Not to be confused with the curry powder spice mix, curry leaves come from a tree native to India that’s in the same family as citrus fruits. The glossy green leaves are an essential herb of South Indian cooking, tasting spicy and savory, with notes of cumin and toasted garlic. They’re generally sautéed in ghee or oil, often with other spices and aromatics as part of a tarka to flavor soups, dals and curries. They also can be dried and crumbled over any dish as a bold garnish.
Also called perilla leaves or beefsteak herb, shiso is native to India and China but more closely associated with Japanese cuisine. This cousin of mint has a bright flavor variously described as resembling some combination of basil, mint, cinnamon, tarragon and/or anise. Spade-shaped leaves with frilly edges come in either purple or green. Usually eaten raw, shiso is added as a garnish for soups and rice, wrapped into sushi rolls or served with sashimi; its slight bitterness balances the richness of fattier fish or even marinated meats.
A perennial in the grass family, lemon grass looks like a small leek, growing from a white base to cream then green, sometimes with purple veins. Young lemon grass has a tropical, fruity aroma and an herbal, citrusy flavor that diminishes as the plant ages. An essential ingredient in Southeast Asian cuisines, lemon grass is thought to have become popular in Thai cuisine to mask the gamey scent of meat. Older, tougher stalks are bruised to release its aroma before infusing broth, coconut milk or oil, then discarded. Tender stalks often are minced and used without removing.
Spicier and more pungent than more-common Italian basil, Thai basil has a distinct anise flavor when eaten raw. It’s also sturdier, so it stands up to cooking when added at the end of stir-fries, green curry or dishes like pad ki mao, or drunken noodles. The thin, tapered leaves sprout purple from the stalk and turn green as the plant ages. It’s different from another variety intrinsic to Thai cuisine, holy basil, which has sawtoothed leaves that are peppery, rather than sweet.
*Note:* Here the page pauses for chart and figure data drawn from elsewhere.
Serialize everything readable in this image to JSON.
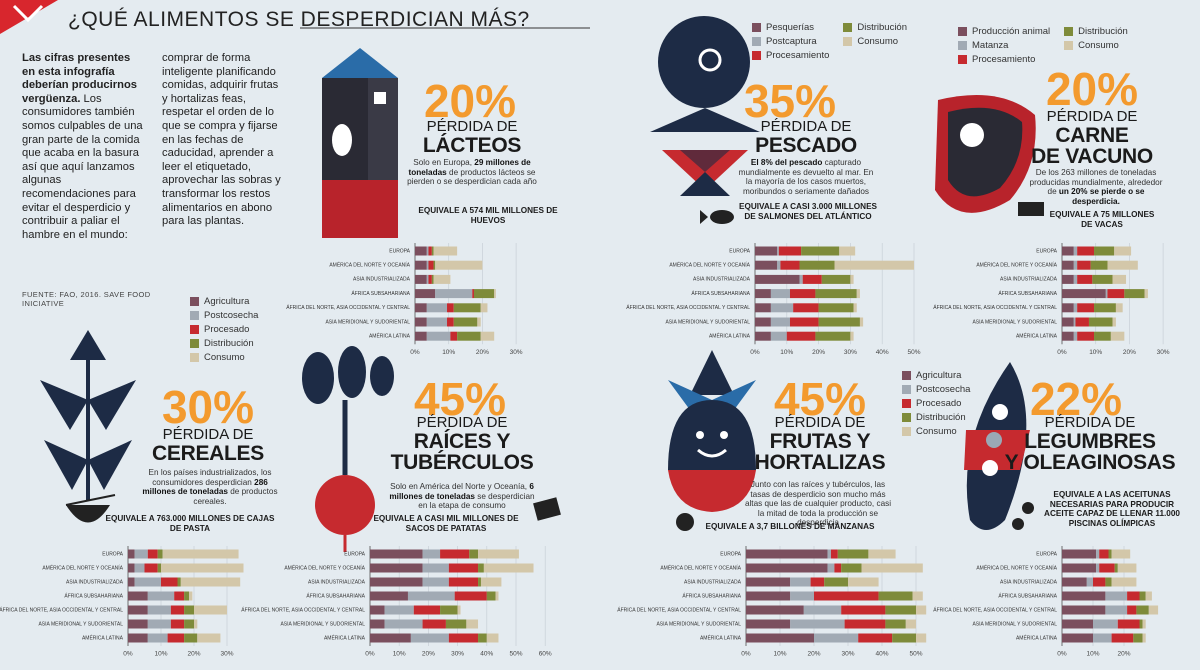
{
  "header": {
    "title": "¿QUÉ ALIMENTOS SE DESPERDICIAN MÁS?"
  },
  "intro": {
    "bold": "Las cifras presentes en esta infografía deberían producirnos vergüenza.",
    "text": " Los consumidores también somos culpables de una gran parte de la comida que acaba en la basura así que aquí lanzamos algunas recomendaciones para evitar el desperdicio y contribuir a paliar el hambre en el mundo: comprar de forma inteligente planificando comidas, adquirir frutas y hortalizas feas, respetar el orden de lo que se compra y fijarse en las fechas de caducidad, aprender a leer el etiquetado, aprovechar las sobras y transformar los restos alimentarios en abono para las plantas."
  },
  "source": "FUENTE: FAO, 2016. SAVE FOOD INICIATIVE",
  "legends": [
    {
      "items": [
        {
          "name": "Agricultura",
          "color": "#7b4f5e"
        },
        {
          "name": "Postcosecha",
          "color": "#a1aab4"
        },
        {
          "name": "Procesado",
          "color": "#c62a2f"
        },
        {
          "name": "Distribución",
          "color": "#7e8b3a"
        },
        {
          "name": "Consumo",
          "color": "#d3c7a9"
        }
      ]
    },
    {
      "items": [
        {
          "name": "Pesquerías",
          "color": "#7b4f5e"
        },
        {
          "name": "Postcaptura",
          "color": "#a1aab4"
        },
        {
          "name": "Procesamiento",
          "color": "#c62a2f"
        },
        {
          "name": "Distribución",
          "color": "#7e8b3a"
        },
        {
          "name": "Consumo",
          "color": "#d3c7a9"
        }
      ]
    },
    {
      "items": [
        {
          "name": "Producción animal",
          "color": "#7b4f5e"
        },
        {
          "name": "Matanza",
          "color": "#a1aab4"
        },
        {
          "name": "Procesamiento",
          "color": "#c62a2f"
        },
        {
          "name": "Distribución",
          "color": "#7e8b3a"
        },
        {
          "name": "Consumo",
          "color": "#d3c7a9"
        }
      ]
    },
    {
      "items": [
        {
          "name": "Agricultura",
          "color": "#7b4f5e"
        },
        {
          "name": "Postcosecha",
          "color": "#a1aab4"
        },
        {
          "name": "Procesado",
          "color": "#c62a2f"
        },
        {
          "name": "Distribución",
          "color": "#7e8b3a"
        },
        {
          "name": "Consumo",
          "color": "#d3c7a9"
        }
      ]
    }
  ],
  "chart_data": [
    {
      "type": "stacked_barh",
      "percent": "20%",
      "title": [
        "PÉRDIDA DE",
        "LÁCTEOS"
      ],
      "description": [
        "Solo en Europa, ",
        "29 millones de toneladas",
        " de productos lácteos se pierden o se desperdician cada año"
      ],
      "equivalence": "EQUIVALE A 574 MIL MILLONES DE HUEVOS",
      "legend": 0,
      "categories": [
        "EUROPA",
        "AMÉRICA DEL NORTE Y OCEANÍA",
        "ASIA INDUSTRIALIZADA",
        "ÁFRICA SUBSAHARIANA",
        "ÁFRICA DEL NORTE, ASIA OCCIDENTAL Y CENTRAL",
        "ASIA MERIDIONAL Y SUDORIENTAL",
        "AMÉRICA LATINA"
      ],
      "series": [
        {
          "values": [
            3.5,
            3.5,
            3.5,
            6,
            3.5,
            3.5,
            3.5
          ]
        },
        {
          "values": [
            0.5,
            0.5,
            0.5,
            11,
            6,
            6,
            7
          ]
        },
        {
          "values": [
            1,
            1.5,
            1,
            0.5,
            2,
            2,
            2
          ]
        },
        {
          "values": [
            0.5,
            0.5,
            0.5,
            6,
            8,
            7,
            7
          ]
        },
        {
          "values": [
            7,
            14,
            5,
            0.5,
            2,
            1,
            4
          ]
        }
      ],
      "xlim": [
        0,
        30
      ],
      "xticks": [
        {
          "value": 0,
          "label": "0%"
        },
        {
          "value": 10,
          "label": "10%"
        },
        {
          "value": 20,
          "label": "20%"
        },
        {
          "value": 30,
          "label": "30%"
        }
      ],
      "grid": true
    },
    {
      "type": "stacked_barh",
      "percent": "35%",
      "title": [
        "PÉRDIDA DE",
        "PESCADO"
      ],
      "description": [
        "",
        "El 8% del pescado",
        " capturado mundialmente es devuelto al mar. En la mayoría de los casos muertos, moribundos o seriamente dañados"
      ],
      "equivalence": "EQUIVALE A CASI 3.000 MILLONES DE SALMONES DEL ATLÁNTICO",
      "legend": 1,
      "categories": [
        "EUROPA",
        "AMÉRICA DEL NORTE Y OCEANÍA",
        "ASIA INDUSTRIALIZADA",
        "ÁFRICA SUBSAHARIANA",
        "ÁFRICA DEL NORTE, ASIA OCCIDENTAL Y CENTRAL",
        "ASIA MERIDIONAL Y SUDORIENTAL",
        "AMÉRICA LATINA"
      ],
      "series": [
        {
          "values": [
            7,
            7,
            14,
            5,
            5,
            5,
            5
          ]
        },
        {
          "values": [
            0.5,
            1,
            1,
            6,
            7,
            6,
            5
          ]
        },
        {
          "values": [
            7,
            6,
            6,
            8,
            8,
            9,
            9
          ]
        },
        {
          "values": [
            12,
            11,
            9,
            13,
            11,
            13,
            11
          ]
        },
        {
          "values": [
            5,
            25,
            1,
            1,
            1,
            1,
            1
          ]
        }
      ],
      "xlim": [
        0,
        50
      ],
      "xticks": [
        {
          "value": 0,
          "label": "0%"
        },
        {
          "value": 10,
          "label": "10%"
        },
        {
          "value": 20,
          "label": "20%"
        },
        {
          "value": 30,
          "label": "30%"
        },
        {
          "value": 40,
          "label": "40%"
        },
        {
          "value": 50,
          "label": "50%"
        }
      ],
      "grid": true
    },
    {
      "type": "stacked_barh",
      "percent": "20%",
      "title": [
        "PÉRDIDA DE",
        "CARNE",
        "DE VACUNO"
      ],
      "description": [
        "De los 263 millones de toneladas producidas mundialmente, alrededor de ",
        "un 20% se pierde o se desperdicia.",
        ""
      ],
      "equivalence": "EQUIVALE A 75 MILLONES DE VACAS",
      "legend": 2,
      "categories": [
        "EUROPA",
        "AMÉRICA DEL NORTE Y OCEANÍA",
        "ASIA INDUSTRIALIZADA",
        "ÁFRICA SUBSAHARIANA",
        "ÁFRICA DEL NORTE, ASIA OCCIDENTAL Y CENTRAL",
        "ASIA MERIDIONAL Y SUDORIENTAL",
        "AMÉRICA LATINA"
      ],
      "series": [
        {
          "values": [
            3.5,
            3.5,
            3.5,
            13,
            3.5,
            3.5,
            3.5
          ]
        },
        {
          "values": [
            1,
            1,
            1,
            0.5,
            1,
            0.5,
            1
          ]
        },
        {
          "values": [
            5,
            4,
            4.5,
            5,
            5,
            4,
            5
          ]
        },
        {
          "values": [
            6,
            5,
            6,
            6,
            6.5,
            7,
            5
          ]
        },
        {
          "values": [
            5,
            9,
            4,
            1,
            2,
            1,
            4
          ]
        }
      ],
      "xlim": [
        0,
        30
      ],
      "xticks": [
        {
          "value": 0,
          "label": "0%"
        },
        {
          "value": 10,
          "label": "10%"
        },
        {
          "value": 20,
          "label": "20%"
        },
        {
          "value": 30,
          "label": "30%"
        }
      ],
      "grid": true
    },
    {
      "type": "stacked_barh",
      "percent": "30%",
      "title": [
        "PÉRDIDA DE",
        "CEREALES"
      ],
      "description": [
        "En los países industrializados, los consumidores desperdician ",
        "286 millones de toneladas",
        " de productos cereales."
      ],
      "equivalence": "EQUIVALE A 763.000 MILLONES DE CAJAS DE PASTA",
      "legend": 0,
      "categories": [
        "EUROPA",
        "AMÉRICA DEL NORTE Y OCEANÍA",
        "ASIA INDUSTRIALIZADA",
        "ÁFRICA SUBSAHARIANA",
        "ÁFRICA DEL NORTE, ASIA OCCIDENTAL Y CENTRAL",
        "ASIA MERIDIONAL Y SUDORIENTAL",
        "AMÉRICA LATINA"
      ],
      "series": [
        {
          "values": [
            2,
            2,
            2,
            6,
            6,
            6,
            6
          ]
        },
        {
          "values": [
            4,
            3,
            8,
            8,
            7,
            7,
            6
          ]
        },
        {
          "values": [
            3,
            4,
            5,
            3,
            4,
            4,
            5
          ]
        },
        {
          "values": [
            1.5,
            1,
            1,
            1.5,
            3,
            3,
            4
          ]
        },
        {
          "values": [
            23,
            25,
            18,
            1,
            10,
            1,
            7
          ]
        }
      ],
      "xlim": [
        0,
        36
      ],
      "xticks": [
        {
          "value": 0,
          "label": "0%"
        },
        {
          "value": 10,
          "label": "10%"
        },
        {
          "value": 20,
          "label": "20%"
        },
        {
          "value": 30,
          "label": "30%"
        }
      ],
      "grid": true
    },
    {
      "type": "stacked_barh",
      "percent": "45%",
      "title": [
        "PÉRDIDA DE",
        "RAÍCES Y",
        "TUBÉRCULOS"
      ],
      "description": [
        "Solo en América del Norte y Oceanía, ",
        "6 millones de toneladas",
        " se desperdician en la etapa de consumo"
      ],
      "equivalence": "EQUIVALE A CASI MIL MILLONES DE SACOS DE PATATAS",
      "legend": 0,
      "categories": [
        "EUROPA",
        "AMÉRICA DEL NORTE Y OCEANÍA",
        "ASIA INDUSTRIALIZADA",
        "ÁFRICA SUBSAHARIANA",
        "ÁFRICA DEL NORTE, ASIA OCCIDENTAL Y CENTRAL",
        "ASIA MERIDIONAL Y SUDORIENTAL",
        "AMÉRICA LATINA"
      ],
      "series": [
        {
          "values": [
            18,
            18,
            18,
            13,
            5,
            5,
            14
          ]
        },
        {
          "values": [
            6,
            9,
            9,
            16,
            10,
            13,
            13
          ]
        },
        {
          "values": [
            10,
            10,
            10,
            11,
            9,
            8,
            10
          ]
        },
        {
          "values": [
            3,
            2,
            1,
            3,
            6,
            7,
            3
          ]
        },
        {
          "values": [
            14,
            17,
            7,
            1,
            1,
            4,
            4
          ]
        }
      ],
      "xlim": [
        0,
        60
      ],
      "xticks": [
        {
          "value": 0,
          "label": "0%"
        },
        {
          "value": 10,
          "label": "10%"
        },
        {
          "value": 20,
          "label": "20%"
        },
        {
          "value": 30,
          "label": "30%"
        },
        {
          "value": 40,
          "label": "40%"
        },
        {
          "value": 50,
          "label": "50%"
        },
        {
          "value": 60,
          "label": "60%"
        }
      ],
      "grid": true
    },
    {
      "type": "stacked_barh",
      "percent": "45%",
      "title": [
        "PÉRDIDA DE",
        "FRUTAS Y",
        "HORTALIZAS"
      ],
      "description": [
        "Junto con las raíces y tubérculos, las tasas de desperdicio son mucho más altas que las de cualquier producto, casi la mitad de toda la producción se desperdicia"
      ],
      "equivalence": "EQUIVALE A 3,7 BILLONES DE MANZANAS",
      "legend": 3,
      "categories": [
        "EUROPA",
        "AMÉRICA DEL NORTE Y OCEANÍA",
        "ASIA INDUSTRIALIZADA",
        "ÁFRICA SUBSAHARIANA",
        "ÁFRICA DEL NORTE, ASIA OCCIDENTAL Y CENTRAL",
        "ASIA MERIDIONAL Y SUDORIENTAL",
        "AMÉRICA LATINA"
      ],
      "series": [
        {
          "values": [
            24,
            24,
            13,
            13,
            17,
            13,
            20
          ]
        },
        {
          "values": [
            1,
            2,
            6,
            7,
            11,
            16,
            13
          ]
        },
        {
          "values": [
            2,
            2,
            4,
            19,
            13,
            12,
            10
          ]
        },
        {
          "values": [
            9,
            6,
            7,
            10,
            9,
            6,
            7
          ]
        },
        {
          "values": [
            8,
            18,
            9,
            3,
            3,
            3,
            3
          ]
        }
      ],
      "xlim": [
        0,
        55
      ],
      "xticks": [
        {
          "value": 0,
          "label": "0%"
        },
        {
          "value": 10,
          "label": "10%"
        },
        {
          "value": 20,
          "label": "20%"
        },
        {
          "value": 30,
          "label": "30%"
        },
        {
          "value": 40,
          "label": "40%"
        },
        {
          "value": 50,
          "label": "50%"
        }
      ],
      "grid": true
    },
    {
      "type": "stacked_barh",
      "percent": "22%",
      "title": [
        "PÉRDIDA DE",
        "LEGUMBRES",
        "Y OLEAGINOSAS"
      ],
      "equivalence": "EQUIVALE A LAS ACEITUNAS NECESARIAS PARA PRODUCIR ACEITE CAPAZ DE LLENAR 11.000 PISCINAS OLÍMPICAS",
      "legend": 3,
      "categories": [
        "EUROPA",
        "AMÉRICA DEL NORTE Y OCEANÍA",
        "ASIA INDUSTRIALIZADA",
        "ÁFRICA SUBSAHARIANA",
        "ÁFRICA DEL NORTE, ASIA OCCIDENTAL Y CENTRAL",
        "ASIA MERIDIONAL Y SUDORIENTAL",
        "AMÉRICA LATINA"
      ],
      "series": [
        {
          "values": [
            11,
            11,
            8,
            14,
            14,
            10,
            10
          ]
        },
        {
          "values": [
            1,
            1,
            2,
            7,
            7,
            8,
            6
          ]
        },
        {
          "values": [
            3,
            5,
            4,
            4,
            3,
            7,
            7
          ]
        },
        {
          "values": [
            1,
            1,
            2,
            2,
            4,
            1,
            3
          ]
        },
        {
          "values": [
            6,
            6,
            8,
            2,
            3,
            1,
            1
          ]
        }
      ],
      "xlim": [
        0,
        32
      ],
      "xticks": [
        {
          "value": 0,
          "label": "0%"
        },
        {
          "value": 10,
          "label": "10%"
        },
        {
          "value": 20,
          "label": "20%"
        }
      ],
      "grid": true
    }
  ]
}
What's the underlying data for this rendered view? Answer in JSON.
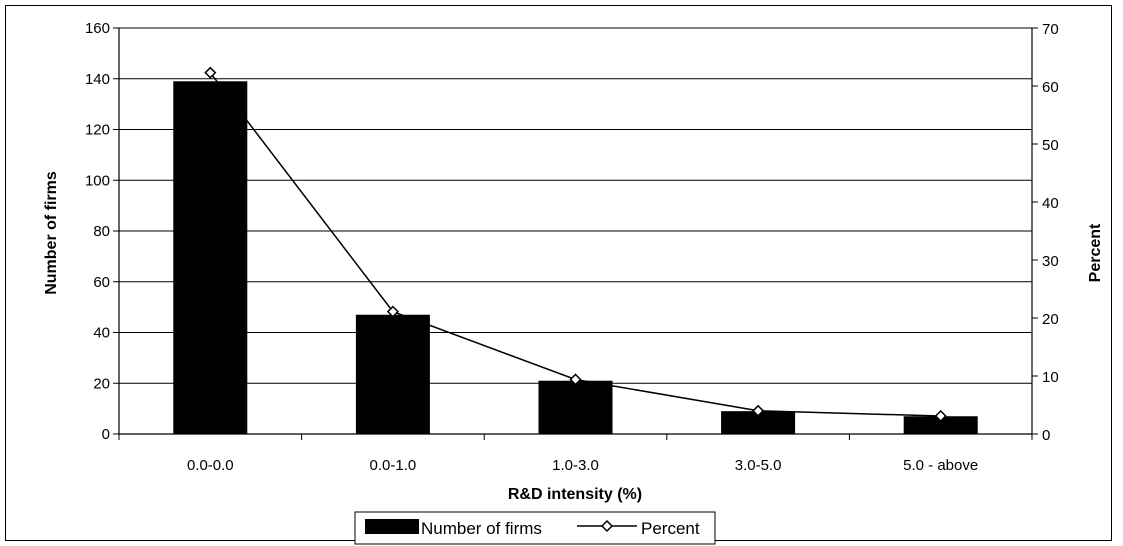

Key to the cuisines of Malaysia, Indonesia and Thailand, the long, bright green leaves resemble huge blades of grass. They carry a slightly sweet, soft floral aroma that is remarkably rice-like, bordering on grassy vanilla mixed with almonds and coconut. Leaves must be boiled or bruised to release their flavor—they’re tied in a knot and added to rice cooking water—or they are used to wrap meat before steaming or grilling. Pandan traditionally was ground into a paste to flavor desserts, but now extracts and powders do that work.